Method 1): Sort all the N numbers, and then return the kth number. Method 2): While reading N numbers succesively, maintain/update a list of k smallest numbers.
For large input, both of these two methods are not acceptable.
Method 3): Quick select If you know how quick sort works, you'd have no problem understanding this quick select method. (Hint: Divide and Conquer.)
Basic algorithm:
1) Get a pivot in N numbers. 2) Partition these N numbers into 2 parts: those smaller than pivot (we note as S1) and those bigger than pivot (S2). S1 has |S1| numbers, S2 has |S2| numbers. 3.1) if |S1| >= k, then the number we want is in S1. 3.2) if |S1| == k - 1, then the number IS the pivot. Got it!! 3.3) else, it's in S2.
Recursively repeat the steps above until you've got the answer.
Source code qselect: always choose the first number as the pivot. This is doing good for random input. But if the input is already sorted, it performs very bad.

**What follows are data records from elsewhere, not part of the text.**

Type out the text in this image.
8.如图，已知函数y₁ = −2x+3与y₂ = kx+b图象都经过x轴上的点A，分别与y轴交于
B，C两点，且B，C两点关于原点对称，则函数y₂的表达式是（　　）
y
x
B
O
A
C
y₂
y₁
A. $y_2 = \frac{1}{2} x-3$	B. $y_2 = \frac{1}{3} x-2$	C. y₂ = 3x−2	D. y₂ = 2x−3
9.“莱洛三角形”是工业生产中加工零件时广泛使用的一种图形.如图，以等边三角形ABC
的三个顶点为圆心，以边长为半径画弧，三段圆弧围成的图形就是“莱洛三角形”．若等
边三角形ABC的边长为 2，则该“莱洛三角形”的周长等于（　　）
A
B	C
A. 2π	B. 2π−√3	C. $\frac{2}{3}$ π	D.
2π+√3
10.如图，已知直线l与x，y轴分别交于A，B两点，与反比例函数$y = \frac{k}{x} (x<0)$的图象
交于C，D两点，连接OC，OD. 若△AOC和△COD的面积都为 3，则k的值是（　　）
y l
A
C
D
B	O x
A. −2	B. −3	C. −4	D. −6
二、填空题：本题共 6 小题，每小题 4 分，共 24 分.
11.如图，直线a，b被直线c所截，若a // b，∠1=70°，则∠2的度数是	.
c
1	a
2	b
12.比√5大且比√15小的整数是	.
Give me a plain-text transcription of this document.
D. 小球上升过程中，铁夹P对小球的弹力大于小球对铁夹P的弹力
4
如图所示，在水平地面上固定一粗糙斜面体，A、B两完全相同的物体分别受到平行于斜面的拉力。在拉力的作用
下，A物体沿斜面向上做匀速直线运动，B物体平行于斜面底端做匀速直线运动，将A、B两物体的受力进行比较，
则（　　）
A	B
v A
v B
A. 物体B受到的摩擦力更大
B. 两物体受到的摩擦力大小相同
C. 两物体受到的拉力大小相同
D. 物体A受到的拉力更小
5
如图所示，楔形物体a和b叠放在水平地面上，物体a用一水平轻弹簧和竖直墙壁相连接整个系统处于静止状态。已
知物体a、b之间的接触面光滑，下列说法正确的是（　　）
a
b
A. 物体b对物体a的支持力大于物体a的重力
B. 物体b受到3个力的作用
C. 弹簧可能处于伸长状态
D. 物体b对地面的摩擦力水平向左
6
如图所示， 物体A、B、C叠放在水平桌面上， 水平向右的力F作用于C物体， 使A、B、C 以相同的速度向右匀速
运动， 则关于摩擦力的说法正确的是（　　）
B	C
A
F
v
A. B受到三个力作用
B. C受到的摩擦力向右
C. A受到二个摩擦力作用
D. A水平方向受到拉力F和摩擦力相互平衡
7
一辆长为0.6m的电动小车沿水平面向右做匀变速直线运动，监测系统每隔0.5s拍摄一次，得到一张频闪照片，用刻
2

So you may think, "why not randomly choose the pivot?". Generating random number and modular computing are expensive operations. Instead, we just use a 'middle of three' approach. That is, choose the middle of the first, the middle, and the last number as the pivot. See Source code qselect2.

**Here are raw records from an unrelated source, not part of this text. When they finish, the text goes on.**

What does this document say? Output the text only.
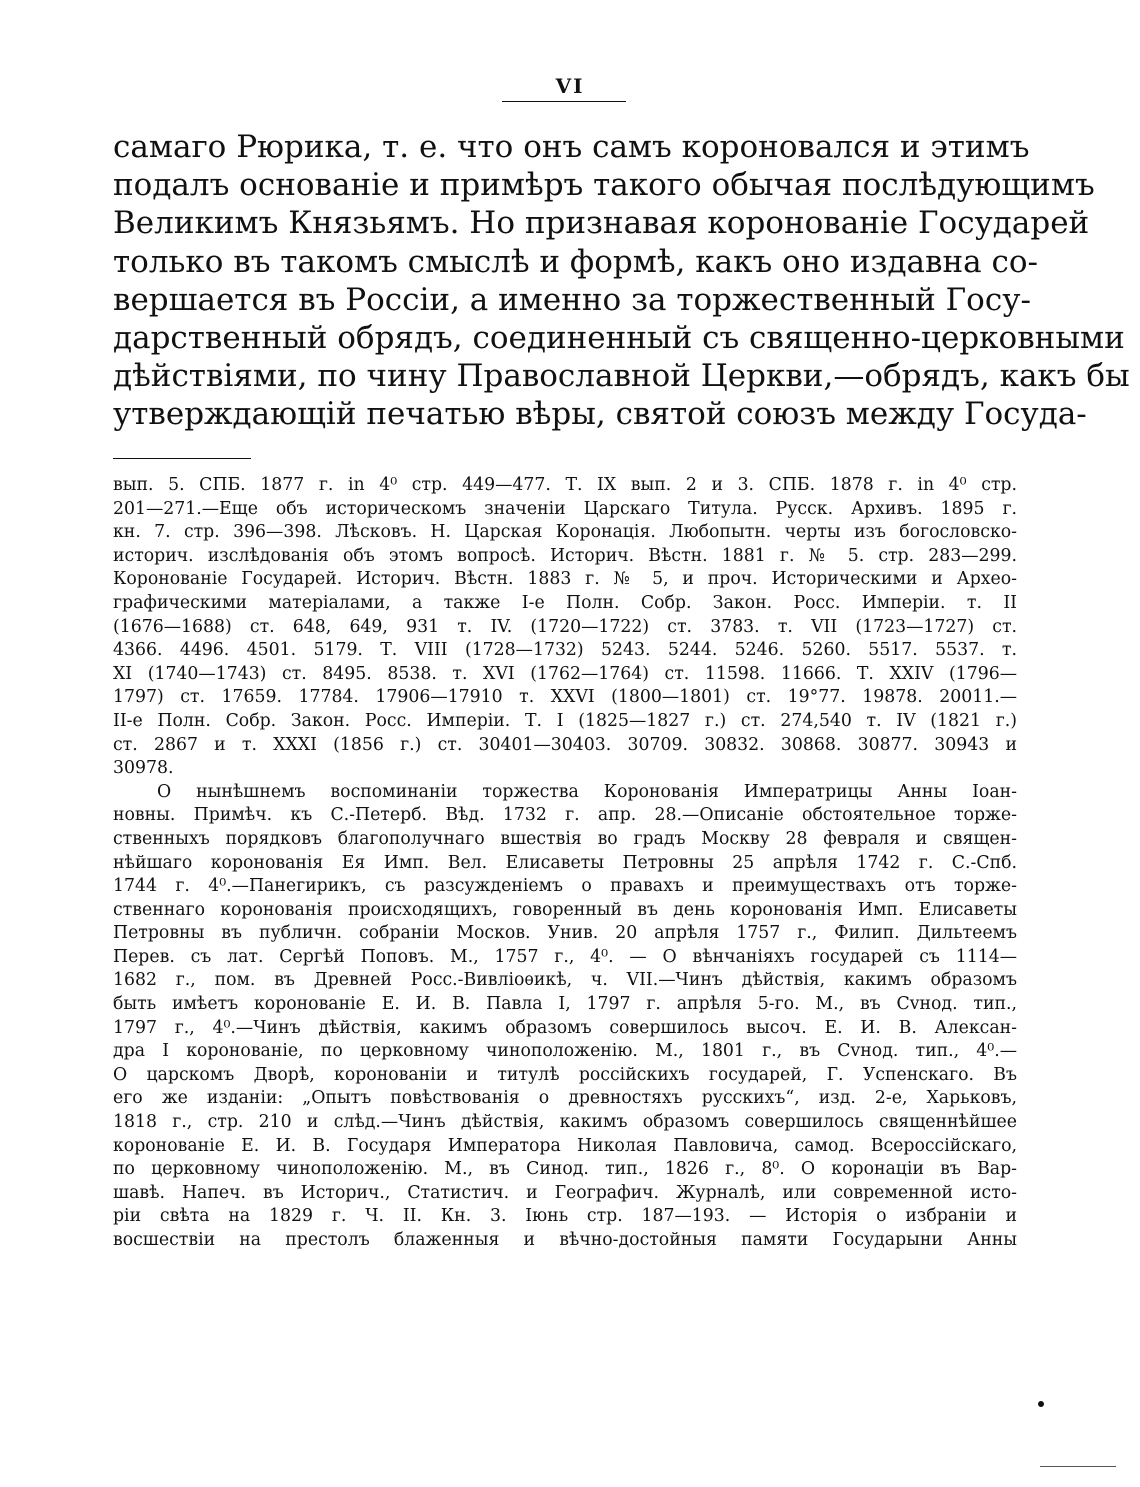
VI
самаго Рюрика, т. е. что онъ самъ короновался и этимъ
подалъ основаніе и примѣръ такого обычая послѣдующимъ
Великимъ Князьямъ. Но признавая коронованіе Государей
только въ такомъ смыслѣ и формѣ, какъ оно издавна со-
вершается въ Россіи, а именно за торжественный Госу-
дарственный обрядъ, соединенный съ священно-церковными
дѣйствіями, по чину Православной Церкви,—обрядъ, какъ бы
утверждающій печатью вѣры, святой союзъ между Госуда-
вып. 5. СПБ. 1877 г. in 4⁰ стр. 449—477. Т. IX вып. 2 и 3. СПБ. 1878 г. in 4⁰ стр.
201—271.—Еще объ историческомъ значеніи Царскаго Титула. Русск. Архивъ. 1895 г.
кн. 7. стр. 396—398. Лѣсковъ. Н. Царская Коронація. Любопытн. черты изъ богословско-
историч. изслѣдованія объ этомъ вопросѣ. Историч. Вѣстн. 1881 г. № 5. стр. 283—299.
Коронованіе Государей. Историч. Вѣстн. 1883 г. № 5, и проч. Историческими и Архео-
графическими матеріалами, а также I-е Полн. Собр. Закон. Росс. Имперіи. т. II
(1676—1688) ст. 648, 649, 931 т. IV. (1720—1722) ст. 3783. т. VII (1723—1727) ст.
4366. 4496. 4501. 5179. Т. VIII (1728—1732) 5243. 5244. 5246. 5260. 5517. 5537. т.
XI (1740—1743) ст. 8495. 8538. т. XVI (1762—1764) ст. 11598. 11666. Т. XXIV (1796—
1797) ст. 17659. 17784. 17906—17910 т. XXVI (1800—1801) ст. 19°77. 19878. 20011.—
II-е Полн. Собр. Закон. Росс. Имперіи. Т. I (1825—1827 г.) ст. 274,540 т. IV (1821 г.)
ст. 2867 и т. XXXI (1856 г.) ст. 30401—30403. 30709. 30832. 30868. 30877. 30943 и
30978.
О нынѣшнемъ воспоминаніи торжества Коронованія Императрицы Анны Іоан-
новны. Примѣч. къ С.-Петерб. Вѣд. 1732 г. апр. 28.—Описаніе обстоятельное торже-
ственныхъ порядковъ благополучнаго вшествія во градъ Москву 28 февраля и священ-
нѣйшаго коронованія Ея Имп. Вел. Елисаветы Петровны 25 апрѣля 1742 г. С.-Спб.
1744 г. 4⁰.—Панегирикъ, съ разсужденіемъ о правахъ и преимуществахъ отъ торже-
ственнаго коронованія происходящихъ, говоренный въ день коронованія Имп. Елисаветы
Петровны въ публичн. собраніи Москов. Унив. 20 апрѣля 1757 г., Филип. Дильтеемъ
Перев. съ лат. Сергѣй Поповъ. М., 1757 г., 4⁰. — О вѣнчаніяхъ государей съ 1114—
1682 г., пом. въ Древней Росс.-Вивліоѳикѣ, ч. VII.—Чинъ дѣйствія, какимъ образомъ
быть имѣетъ коронованіе Е. И. В. Павла I, 1797 г. апрѣля 5-го. М., въ Сvнод. тип.,
1797 г., 4⁰.—Чинъ дѣйствія, какимъ образомъ совершилось высоч. Е. И. В. Алексан-
дра I коронованіе, по церковному чиноположенію. М., 1801 г., въ Сvнод. тип., 4⁰.—
О царскомъ Дворѣ, коронованіи и титулѣ россійскихъ государей, Г. Успенскаго. Въ
его же изданіи: „Опытъ повѣствованія о древностяхъ русскихъ“, изд. 2-е, Харьковъ,
1818 г., стр. 210 и слѣд.—Чинъ дѣйствія, какимъ образомъ совершилось священнѣйшее
коронованіе Е. И. В. Государя Императора Николая Павловича, самод. Всероссійскаго,
по церковному чиноположенію. М., въ Синод. тип., 1826 г., 8⁰. О коронаціи въ Вар-
шавѣ. Напеч. въ Историч., Статистич. и Географич. Журналѣ, или современной исто-
ріи свѣта на 1829 г. Ч. II. Кн. 3. Іюнь стр. 187—193. — Исторія о избраніи и
восшествіи на престолъ блаженныя и вѣчно-достойныя памяти Государыни Анны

PS, as for how to optimize quick select,
1) To be perfect for all cases of input, you can use the 'median of the median' method to choose the pivot. Divide N numbers to N/r groups (r is a small number like 5, or 9, etc.), get the median of each group: m1, m2, .. m(N/r). And then choose the median of m1, m2, .. m(N/r) as the pivot.
2) When N scales to small values like 16, just use insertion sort to get the answer.
3) Write a non-recursive version. (Be careful!!)
Anyway, without these optimizations, our 'middle of three' recursive approach will be doing fine for almost all cases. =)
Not surprisingly, by changing a few lines, we can get a version of qsort.